LiteParse is an open-source document parser written in Rust that specializes in fast, lightweight PDF parsing with spatial text extraction. The project is maintained by the LlamaIndex team and provides high-quality text parsing with bounding box information without relying on proprietary language models or cloud dependencies. All processing runs locally on the user's machine, making it suitable for offline and air-gapped environments.
The core functionality centers on spatial text parsing using PDFium for PDF rendering and text extraction. LiteParse includes a flexible OCR system with Tesseract bundled by default for zero-setup operation, while also supporting integration with HTTP-based OCR servers like EasyOCR and PaddleOCR for users who need higher accuracy. The library provides a standardized OCR API specification that allows integration of custom OCR services.
A distinctive feature is the complexity detection capability, which performs a cheap text-layer-only analysis to determine whether a document needs OCR or heavier processing before committing to a full parse. This allows users to route documents to different pipelines, reject unsuitable documents, or estimate processing costs. The detection identifies specific reasons a page might need OCR, including scanned content, missing text, sparse text, embedded images, garbled text, and vector text issues.
LiteParse supports multiple output formats including Markdown with reconstructed headings, tables, lists, images, and links, as well as JSON and plain text. The Markdown output is designed specifically for feeding documents into language models and RAG pipelines. The library can also generate high-quality page screenshots for LLM agents to extract visual information that text alone cannot capture.
The project is available across multiple programming languages and platforms. Users can install LiteParse via npm for Node.js and TypeScript, pip for Python, cargo for Rust, or as a WebAssembly package for browser use. The same command-line interface is available across all installations, supporting batch parsing of entire directories, individual file parsing, screenshot generation, and complexity checking.

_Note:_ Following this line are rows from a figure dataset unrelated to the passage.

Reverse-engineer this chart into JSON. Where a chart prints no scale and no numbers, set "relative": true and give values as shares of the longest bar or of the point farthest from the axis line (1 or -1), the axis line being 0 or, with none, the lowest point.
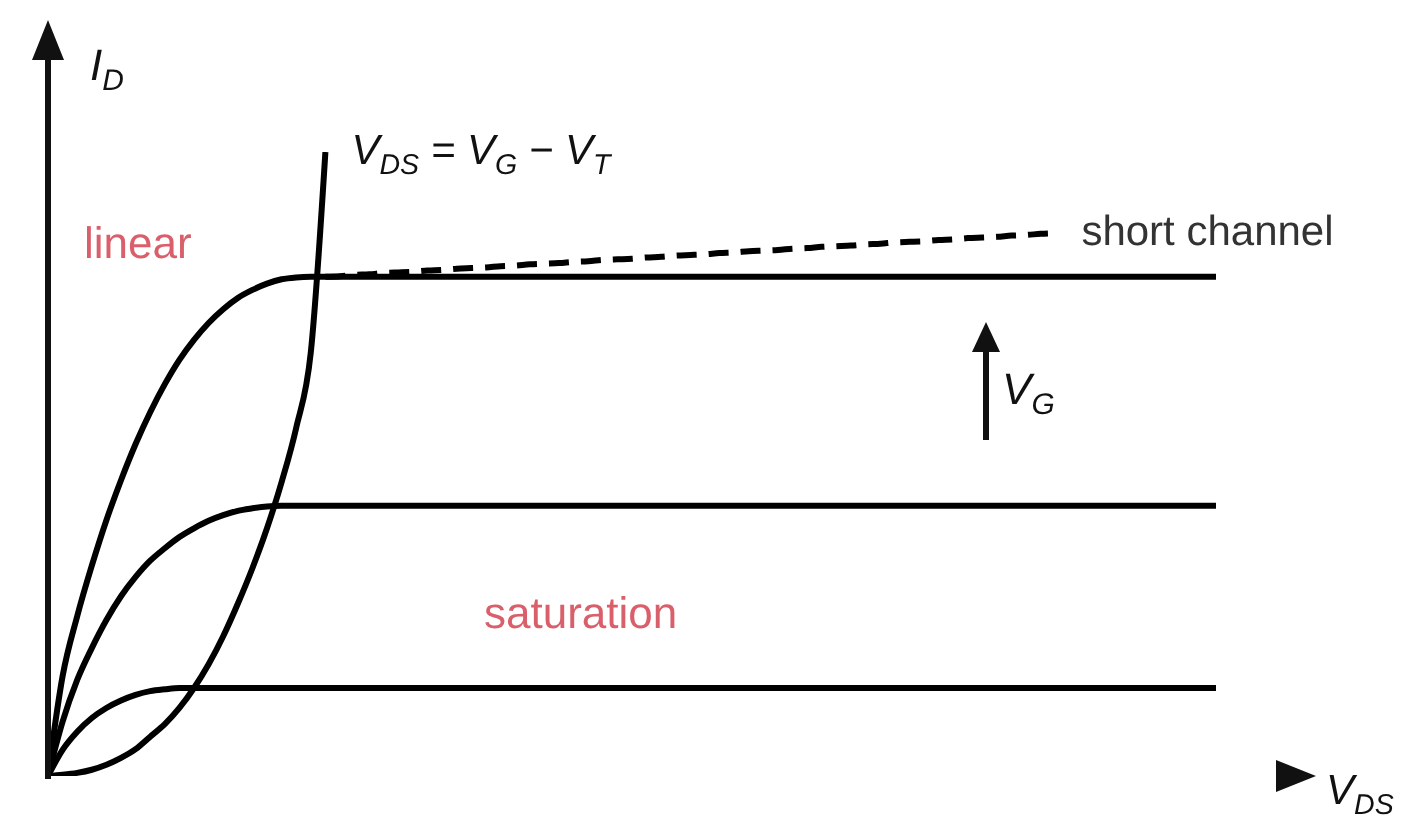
{
  "chart_data": {
    "type": "line",
    "relative": true,
    "marker": "none",
    "xlabel": "V$_{DS}$",
    "ylabel": "I$_{D}$",
    "annotations": [
      "linear",
      "V$_{G}$",
      "saturation"
    ],
    "categories": [
      null,
      null,
      null,
      null,
      null,
      null,
      null,
      null,
      null,
      null,
      null,
      null,
      null,
      null,
      null,
      null,
      null,
      null,
      null,
      null,
      null,
      null,
      null,
      null,
      null,
      null,
      null,
      null,
      null,
      null,
      null,
      null,
      null,
      null,
      null,
      null,
      null,
      null,
      null,
      null,
      null,
      null,
      null,
      null,
      null,
      null,
      null,
      null,
      null,
      null,
      null,
      null,
      null,
      null,
      null,
      null,
      null,
      null,
      null,
      null,
      null,
      null,
      null,
      null,
      null,
      null,
      null,
      null,
      null,
      null,
      null,
      null,
      null,
      null,
      null,
      null,
      null,
      null,
      null,
      null,
      null
    ],
    "series": [
      {
        "color": "#000000",
        "values": [
          0,
          0.042,
          0.071,
          0.093,
          0.109,
          0.121,
          0.13,
          0.136,
          0.139,
          0.141,
          0.141,
          0.141,
          0.141,
          0.141,
          0.141,
          0.141,
          0.141,
          0.141,
          0.141,
          0.141,
          0.141,
          0.141,
          0.141,
          0.141,
          0.141,
          0.141,
          0.141,
          0.141,
          0.141,
          0.141,
          0.141,
          0.141,
          0.141,
          0.141,
          0.141,
          0.141,
          0.141,
          0.141,
          0.141,
          0.141,
          0.141,
          0.141,
          0.141,
          0.141,
          0.141,
          0.141,
          0.141,
          0.141,
          0.141,
          0.141,
          0.141,
          0.141,
          0.141,
          0.141,
          0.141,
          0.141,
          0.141,
          0.141,
          0.141,
          0.141,
          0.141,
          0.141,
          0.141,
          0.141,
          0.141,
          0.141,
          0.141,
          0.141,
          0.141,
          0.141,
          0.141,
          0.141,
          0.141,
          0.141,
          0.141,
          0.141,
          0.141,
          0.141,
          0.141,
          0.141,
          0.141
        ]
      },
      {
        "color": "#000000",
        "values": [
          0,
          0.087,
          0.154,
          0.205,
          0.25,
          0.288,
          0.319,
          0.345,
          0.365,
          0.383,
          0.397,
          0.409,
          0.418,
          0.425,
          0.429,
          0.432,
          0.433,
          0.433,
          0.433,
          0.433,
          0.433,
          0.433,
          0.433,
          0.433,
          0.433,
          0.433,
          0.433,
          0.433,
          0.433,
          0.433,
          0.433,
          0.433,
          0.433,
          0.433,
          0.433,
          0.433,
          0.433,
          0.433,
          0.433,
          0.433,
          0.433,
          0.433,
          0.433,
          0.433,
          0.433,
          0.433,
          0.433,
          0.433,
          0.433,
          0.433,
          0.433,
          0.433,
          0.433,
          0.433,
          0.433,
          0.433,
          0.433,
          0.433,
          0.433,
          0.433,
          0.433,
          0.433,
          0.433,
          0.433,
          0.433,
          0.433,
          0.433,
          0.433,
          0.433,
          0.433,
          0.433,
          0.433,
          0.433,
          0.433,
          0.433,
          0.433,
          0.433,
          0.433,
          0.433,
          0.433,
          0.433
        ]
      },
      {
        "color": "#000000",
        "values": [
          0,
          0.16,
          0.256,
          0.337,
          0.41,
          0.474,
          0.532,
          0.583,
          0.628,
          0.667,
          0.699,
          0.726,
          0.748,
          0.766,
          0.779,
          0.789,
          0.796,
          0.799,
          0.8,
          0.8,
          0.8,
          0.8,
          0.8,
          0.8,
          0.8,
          0.8,
          0.8,
          0.8,
          0.8,
          0.8,
          0.8,
          0.8,
          0.8,
          0.8,
          0.8,
          0.8,
          0.8,
          0.8,
          0.8,
          0.8,
          0.8,
          0.8,
          0.8,
          0.8,
          0.8,
          0.8,
          0.8,
          0.8,
          0.8,
          0.8,
          0.8,
          0.8,
          0.8,
          0.8,
          0.8,
          0.8,
          0.8,
          0.8,
          0.8,
          0.8,
          0.8,
          0.8,
          0.8,
          0.8,
          0.8,
          0.8,
          0.8,
          0.8,
          0.8,
          0.8,
          0.8,
          0.8,
          0.8,
          0.8,
          0.8,
          0.8,
          0.8,
          0.8,
          0.8,
          0.8,
          0.8
        ]
      },
      {
        "name": "V$_{DS}$ = V$_{G}$ − V$_{T}$",
        "color": "#000000",
        "values": [
          0,
          0.002,
          0.005,
          0.01,
          0.018,
          0.029,
          0.043,
          0.063,
          0.083,
          0.109,
          0.141,
          0.179,
          0.224,
          0.276,
          0.333,
          0.397,
          0.471,
          0.558,
          0.679,
          1,
          null,
          null,
          null,
          null,
          null,
          null,
          null,
          null,
          null,
          null,
          null,
          null,
          null,
          null,
          null,
          null,
          null,
          null,
          null,
          null,
          null,
          null,
          null,
          null,
          null,
          null,
          null,
          null,
          null,
          null,
          null,
          null,
          null,
          null,
          null,
          null,
          null,
          null,
          null,
          null,
          null,
          null,
          null,
          null,
          null,
          null,
          null,
          null,
          null,
          null,
          null,
          null,
          null,
          null,
          null,
          null,
          null,
          null,
          null,
          null,
          null
        ]
      },
      {
        "name": "short channel",
        "color": "#000000",
        "line_style": "dashed",
        "values": [
          null,
          null,
          null,
          null,
          null,
          null,
          null,
          null,
          null,
          null,
          null,
          null,
          null,
          null,
          null,
          null,
          null,
          null,
          null,
          0.8,
          0.801,
          0.803,
          0.804,
          0.806,
          0.807,
          0.808,
          0.81,
          0.811,
          0.813,
          0.814,
          0.815,
          0.817,
          0.818,
          0.82,
          0.821,
          0.822,
          0.824,
          0.825,
          0.827,
          0.828,
          0.829,
          0.831,
          0.832,
          0.834,
          0.835,
          0.836,
          0.838,
          0.839,
          0.841,
          0.842,
          0.843,
          0.845,
          0.846,
          0.848,
          0.849,
          0.85,
          0.852,
          0.853,
          0.855,
          0.856,
          0.857,
          0.859,
          0.86,
          0.862,
          0.863,
          0.864,
          0.866,
          0.867,
          0.869,
          0.87,
          null,
          null,
          null,
          null,
          null,
          null,
          null,
          null,
          null,
          null,
          null
        ]
      }
    ]
  }
}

LiteParse also handles automatic conversion of various document formats to PDF before parsing, including Office documents like Word, PowerPoint, and spreadsheets through LibreOffice integration, and image formats through ImageMagick. This multi-format input support makes it versatile for different document sources.
According to GitGenius activity tracking, the repository shows strong maintenance with a median issue and pull request response latency of zero hours and a mean latency of 46.3 hours across 96 tracked items. The most active contributor is logan-markewich with 201 tracked events, followed by AdemBoukhris457 with 24 events. Bug reports and enhancement requests are the most common issue types, with 44 and 24 respectively. The repository shares overlapping contributors with related projects including datasette, claude-code, and deepagents, indicating integration within a broader ecosystem of document processing and AI tools.